Gentle movements of the ancient Chinese exercise tai chi are one of many alternatives to help elderly people find pain relief.

More Alternatives for Arthritis Pain continued...

Biofeedback: Biofeedback is being taught today by physicians, psychiatrists, psychologists, and many types of therapists. You learn several types of relaxation techniques and by attaching sensitive monitors to your body you can see immediately how your body is reacting to your efforts to relax, lower your blood pressure, diminish your pulse rate, change your temperature, or relax your muscles. Biofeedback reinforces your efforts to control your involuntary reflexes. The monitors let you know if your attempts to "tell your body" what to do are working. Eventually people are able to control these bodily processes without the use of the machine. By reducing stress and relaxing tight muscles you may reduce the level of pain and the need for medications.

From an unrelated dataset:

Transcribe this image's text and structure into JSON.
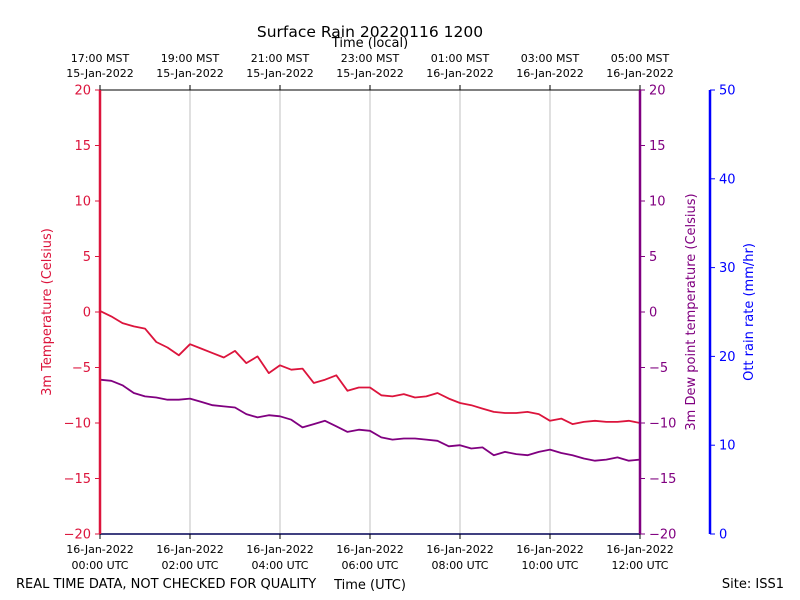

Transcutaneous electrical nerve stimulation (TENS): This involves the use of electrical stimulation of the nerves to block the pain signals to the brain. It is performed by a professional and is usually done after other methods have been tried and failed. It seems to work best when the pain is in a specific area, such as the lower back. Electrodes are placed on the skin with some gel in the area to be treated. The electrical current is low level and produces a slight, tingling sensation. 

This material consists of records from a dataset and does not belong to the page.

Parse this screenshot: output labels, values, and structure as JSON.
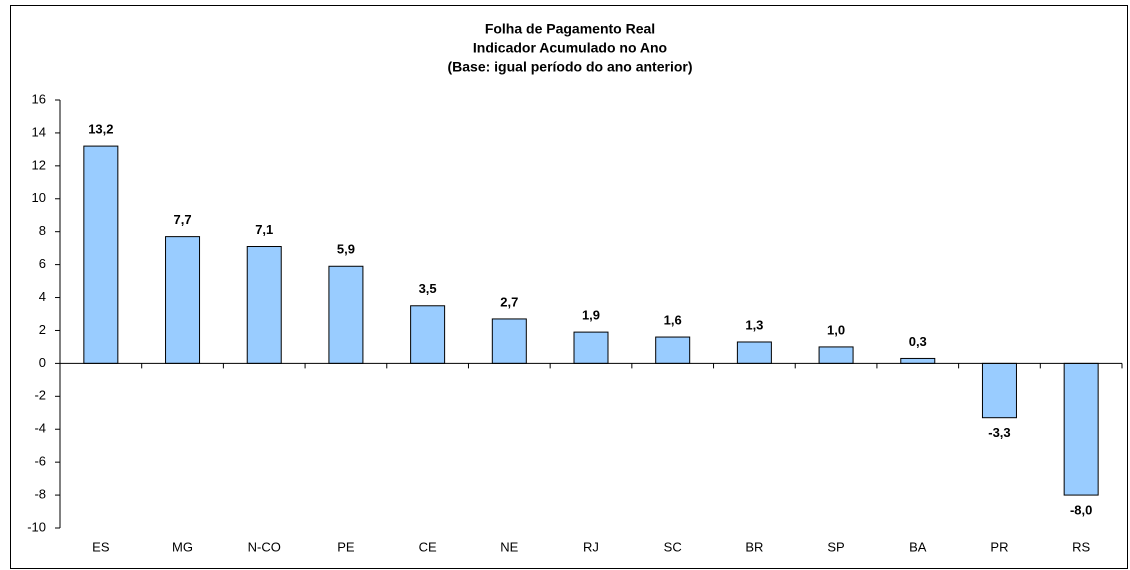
{
  "chart_data": {
    "type": "bar",
    "title": [
      "Folha de Pagamento Real",
      "Indicador Acumulado no Ano",
      "(Base: igual período do ano anterior)"
    ],
    "categories": [
      "ES",
      "MG",
      "N-CO",
      "PE",
      "CE",
      "NE",
      "RJ",
      "SC",
      "BR",
      "SP",
      "BA",
      "PR",
      "RS"
    ],
    "values": [
      13.2,
      7.7,
      7.1,
      5.9,
      3.5,
      2.7,
      1.9,
      1.6,
      1.3,
      1.0,
      0.3,
      -3.3,
      -8.0
    ],
    "value_labels": [
      "13,2",
      "7,7",
      "7,1",
      "5,9",
      "3,5",
      "2,7",
      "1,9",
      "1,6",
      "1,3",
      "1,0",
      "0,3",
      "-3,3",
      "-8,0"
    ],
    "color": "#99ccff",
    "ylim": [
      -10,
      16
    ],
    "yticks": [
      -10,
      -8,
      -6,
      -4,
      -2,
      0,
      2,
      4,
      6,
      8,
      10,
      12,
      14,
      16
    ],
    "grid": false
  }
}
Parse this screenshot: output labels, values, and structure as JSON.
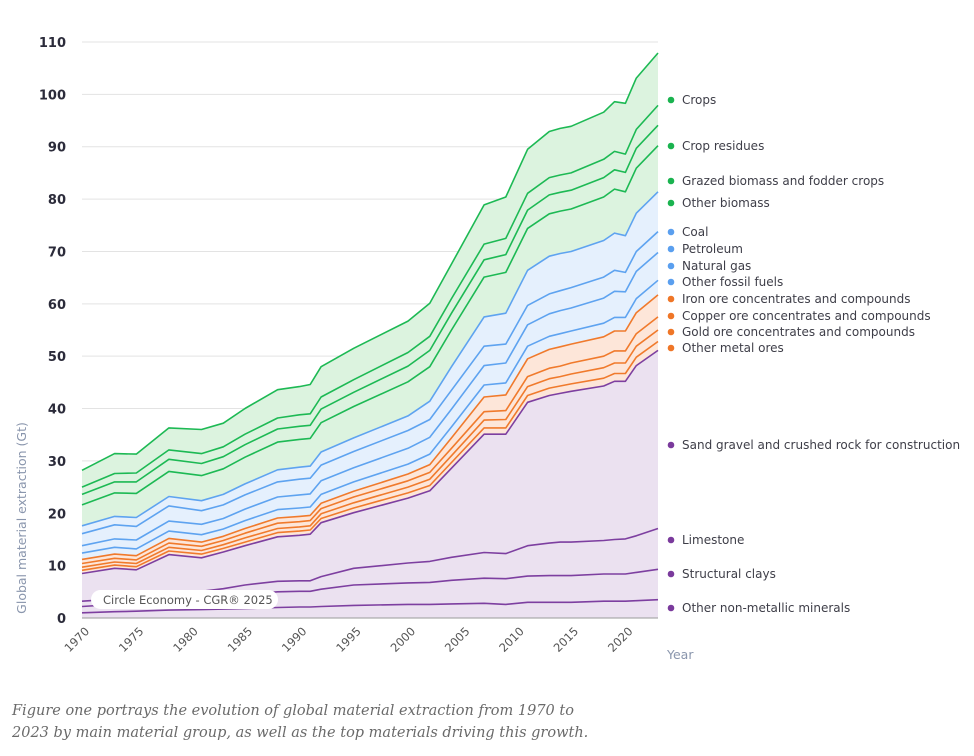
{
  "chart_data": {
    "type": "area",
    "stacked": true,
    "title": "",
    "xlabel": "Year",
    "ylabel": "Global material extraction (Gt)",
    "xlim": [
      1970,
      2023
    ],
    "ylim": [
      0,
      110
    ],
    "yticks": [
      0,
      10,
      20,
      30,
      40,
      50,
      60,
      70,
      80,
      90,
      100,
      110
    ],
    "xticks": [
      1970,
      1975,
      1980,
      1985,
      1990,
      1995,
      2000,
      2005,
      2010,
      2015,
      2020
    ],
    "grid": true,
    "legend_position": "right",
    "credit": "Circle Economy - CGR® 2025",
    "group_colors": {
      "biomass": {
        "line": "#1db954",
        "fill": "#dcf3df",
        "dot": "#1ab34f"
      },
      "fossil": {
        "line": "#5ea3f0",
        "fill": "#e5f0fd",
        "dot": "#5a9fef"
      },
      "metal": {
        "line": "#f07a2c",
        "fill": "#fde6d9",
        "dot": "#ef7627"
      },
      "nonmetallic": {
        "line": "#7d3fa0",
        "fill": "#ebe1f0",
        "dot": "#7a3a9c"
      }
    },
    "x": [
      1970,
      1973,
      1975,
      1978,
      1981,
      1983,
      1985,
      1988,
      1990,
      1991,
      1992,
      1995,
      2000,
      2002,
      2004,
      2007,
      2009,
      2011,
      2013,
      2014,
      2015,
      2018,
      2019,
      2020,
      2021,
      2023
    ],
    "cumulative_note": "Series values are per-material extraction in Gt (stacked bottom to top).",
    "series": [
      {
        "name": "Other non-metallic minerals",
        "group": "nonmetallic",
        "values": [
          1.0,
          1.2,
          1.3,
          1.5,
          1.6,
          1.7,
          1.8,
          2.0,
          2.1,
          2.1,
          2.2,
          2.4,
          2.6,
          2.6,
          2.7,
          2.8,
          2.6,
          3.0,
          3.0,
          3.0,
          3.0,
          3.2,
          3.2,
          3.2,
          3.3,
          3.5
        ]
      },
      {
        "name": "Structural clays",
        "group": "nonmetallic",
        "values": [
          1.2,
          1.4,
          1.6,
          1.9,
          2.2,
          2.4,
          2.7,
          3.0,
          3.0,
          3.0,
          3.3,
          3.9,
          4.1,
          4.2,
          4.5,
          4.8,
          4.9,
          5.0,
          5.1,
          5.1,
          5.1,
          5.2,
          5.2,
          5.2,
          5.4,
          5.8
        ]
      },
      {
        "name": "Limestone",
        "group": "nonmetallic",
        "values": [
          1.0,
          1.0,
          1.1,
          1.2,
          1.3,
          1.5,
          1.8,
          2.0,
          2.0,
          2.0,
          2.4,
          3.2,
          3.8,
          4.0,
          4.4,
          4.9,
          4.8,
          5.8,
          6.2,
          6.4,
          6.4,
          6.4,
          6.6,
          6.7,
          7.0,
          7.8
        ]
      },
      {
        "name": "Sand gravel and crushed rock for construction",
        "group": "nonmetallic",
        "values": [
          5.3,
          5.9,
          5.2,
          7.5,
          6.4,
          7.0,
          7.5,
          8.5,
          8.7,
          8.9,
          10.3,
          10.6,
          12.4,
          13.5,
          17.0,
          22.6,
          22.8,
          27.4,
          28.2,
          28.4,
          28.8,
          29.5,
          30.2,
          30.1,
          32.5,
          34.0
        ]
      },
      {
        "name": "Other metal ores",
        "group": "metal",
        "values": [
          0.6,
          0.6,
          0.6,
          0.7,
          0.7,
          0.7,
          0.7,
          0.8,
          0.8,
          0.8,
          0.8,
          0.9,
          1.0,
          1.0,
          1.1,
          1.2,
          1.2,
          1.3,
          1.4,
          1.4,
          1.4,
          1.5,
          1.5,
          1.5,
          1.6,
          1.7
        ]
      },
      {
        "name": "Gold ore concentrates and compounds",
        "group": "metal",
        "values": [
          0.6,
          0.6,
          0.6,
          0.7,
          0.7,
          0.7,
          0.8,
          0.8,
          0.8,
          0.8,
          0.9,
          1.0,
          1.1,
          1.2,
          1.3,
          1.5,
          1.6,
          1.7,
          1.8,
          1.8,
          1.9,
          2.0,
          2.0,
          2.0,
          2.1,
          2.2
        ]
      },
      {
        "name": "Copper ore concentrates and compounds",
        "group": "metal",
        "values": [
          0.7,
          0.7,
          0.7,
          0.8,
          0.8,
          0.8,
          0.9,
          1.0,
          1.0,
          1.0,
          1.0,
          1.1,
          1.2,
          1.3,
          1.4,
          1.6,
          1.7,
          1.9,
          2.0,
          2.0,
          2.1,
          2.2,
          2.3,
          2.3,
          2.4,
          2.5
        ]
      },
      {
        "name": "Iron ore concentrates and compounds",
        "group": "metal",
        "values": [
          0.8,
          0.8,
          0.8,
          0.9,
          0.8,
          0.8,
          0.9,
          1.0,
          1.0,
          1.0,
          1.0,
          1.1,
          1.3,
          1.5,
          2.0,
          2.8,
          3.0,
          3.4,
          3.6,
          3.7,
          3.6,
          3.7,
          3.8,
          3.8,
          4.0,
          4.2
        ]
      },
      {
        "name": "Other fossil fuels",
        "group": "fossil",
        "values": [
          1.2,
          1.3,
          1.3,
          1.4,
          1.4,
          1.4,
          1.5,
          1.6,
          1.6,
          1.6,
          1.7,
          1.8,
          1.9,
          2.0,
          2.1,
          2.3,
          2.3,
          2.4,
          2.5,
          2.5,
          2.5,
          2.6,
          2.6,
          2.6,
          2.7,
          2.8
        ]
      },
      {
        "name": "Natural gas",
        "group": "fossil",
        "values": [
          1.4,
          1.6,
          1.7,
          1.9,
          2.0,
          2.0,
          2.2,
          2.4,
          2.5,
          2.5,
          2.6,
          2.7,
          3.0,
          3.2,
          3.4,
          3.7,
          3.8,
          4.1,
          4.3,
          4.4,
          4.4,
          4.8,
          5.0,
          4.9,
          5.2,
          5.3
        ]
      },
      {
        "name": "Petroleum",
        "group": "fossil",
        "values": [
          2.3,
          2.7,
          2.6,
          2.9,
          2.6,
          2.6,
          2.7,
          2.9,
          3.0,
          3.0,
          3.0,
          3.1,
          3.4,
          3.4,
          3.6,
          3.7,
          3.6,
          3.7,
          3.8,
          3.8,
          3.9,
          4.0,
          4.0,
          3.7,
          3.8,
          4.0
        ]
      },
      {
        "name": "Coal",
        "group": "fossil",
        "values": [
          1.5,
          1.6,
          1.7,
          1.8,
          1.9,
          2.0,
          2.1,
          2.3,
          2.3,
          2.3,
          2.5,
          2.6,
          2.8,
          3.5,
          4.5,
          5.6,
          5.9,
          6.7,
          7.2,
          7.1,
          6.9,
          7.0,
          7.1,
          7.0,
          7.3,
          7.6
        ]
      },
      {
        "name": "Other biomass",
        "group": "biomass",
        "values": [
          4.0,
          4.5,
          4.6,
          4.8,
          4.8,
          4.9,
          5.1,
          5.3,
          5.3,
          5.3,
          5.6,
          6.0,
          6.5,
          6.6,
          7.0,
          7.6,
          7.8,
          8.0,
          8.1,
          8.1,
          8.1,
          8.3,
          8.4,
          8.4,
          8.6,
          8.8
        ]
      },
      {
        "name": "Grazed biomass and fodder crops",
        "group": "biomass",
        "values": [
          2.0,
          2.1,
          2.2,
          2.3,
          2.3,
          2.3,
          2.4,
          2.5,
          2.5,
          2.5,
          2.6,
          2.7,
          3.0,
          3.1,
          3.2,
          3.3,
          3.4,
          3.5,
          3.6,
          3.6,
          3.6,
          3.7,
          3.7,
          3.7,
          3.8,
          3.9
        ]
      },
      {
        "name": "Crop residues",
        "group": "biomass",
        "values": [
          1.4,
          1.6,
          1.7,
          1.8,
          1.9,
          1.9,
          2.0,
          2.1,
          2.2,
          2.2,
          2.3,
          2.4,
          2.6,
          2.7,
          2.8,
          3.0,
          3.1,
          3.2,
          3.3,
          3.3,
          3.3,
          3.5,
          3.5,
          3.5,
          3.6,
          3.8
        ]
      },
      {
        "name": "Crops",
        "group": "biomass",
        "values": [
          3.2,
          3.8,
          3.6,
          4.2,
          4.6,
          4.5,
          4.9,
          5.4,
          5.4,
          5.6,
          5.8,
          6.0,
          6.0,
          6.3,
          6.6,
          7.5,
          7.9,
          8.4,
          8.8,
          8.9,
          8.9,
          9.0,
          9.5,
          9.7,
          9.8,
          10.0
        ]
      }
    ],
    "legend_order": [
      "Crops",
      "Crop residues",
      "Grazed biomass and fodder crops",
      "Other biomass",
      "Coal",
      "Petroleum",
      "Natural gas",
      "Other fossil fuels",
      "Iron ore concentrates and compounds",
      "Copper ore concentrates and compounds",
      "Gold ore concentrates and compounds",
      "Other metal ores",
      "Sand gravel and crushed rock for construction",
      "Limestone",
      "Structural clays",
      "Other non-metallic minerals"
    ]
  },
  "caption": "Figure one portrays the evolution of global material extraction from 1970 to 2023 by main material group, as well as the top materials driving this growth."
}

Visualization: Visualization has been shown to eliminate or reduce pain. Hypnotherapists use it to help patients come up with images that help pain become more tolerable or detract attention away from it. Close your eyes, breathe deeply, and imagine that you are in a place that is particularly restful. Bringing up this image at times of stress can be soothing and refreshing.

Meditation: Like visualization, this method can bring about relaxation and reduction of stress. It can slow the heart rate and breathing, thereby reducing stress. Those who practice meditation regularly are physiologically younger than their chronological age and report decreased anxiety, depression, and tension, and increased concentration and resilience.

Deep Breathing: Deep breathing is an effective way to relax. Try to find a time when you will not be disturbed. Find a comfortable, quiet place with as few distractions as possible. Lie down, letting your body be as limp as possible, and close your eyes. Begin breathing very deeply, slowly, and rhythmically. Clear your mind of all your problems and distractions. You can concentrate on a word, any word that will help you relax. Pretend that you are inhaling all the positive energy around you, then exhale all the negative. Try it for five or 10 minutes at first and work up to20 or 30 minutes.

Positive Imagery: This is a variation of deep breathing. The basic idea is to put yourself in a quiet place with minimal disturbances, close your eyes, relax, and breathe deeply several times. Then imagine that you are in a place where you are happy and relaxed; it might be the beach, the mountains, a cabin in a storm, a boat in calm waters, or whatever place makes you happy. In your mind look carefully at the entire scene. Imagine the smells, the temperature, the sounds, anything you can observe about this happy place. It might mean going back in time to a point in your life when you felt safe and happy. Positive imagery helps you to relax, subdue tensions, and lessen pain.

Self-Hypnosis: This is a way to put yourself into a state of deep relaxation. There are audiotapes available in most bookstores to help you with most of these types of deep relaxation, but a therapist can also be very helpful in teaching the technique.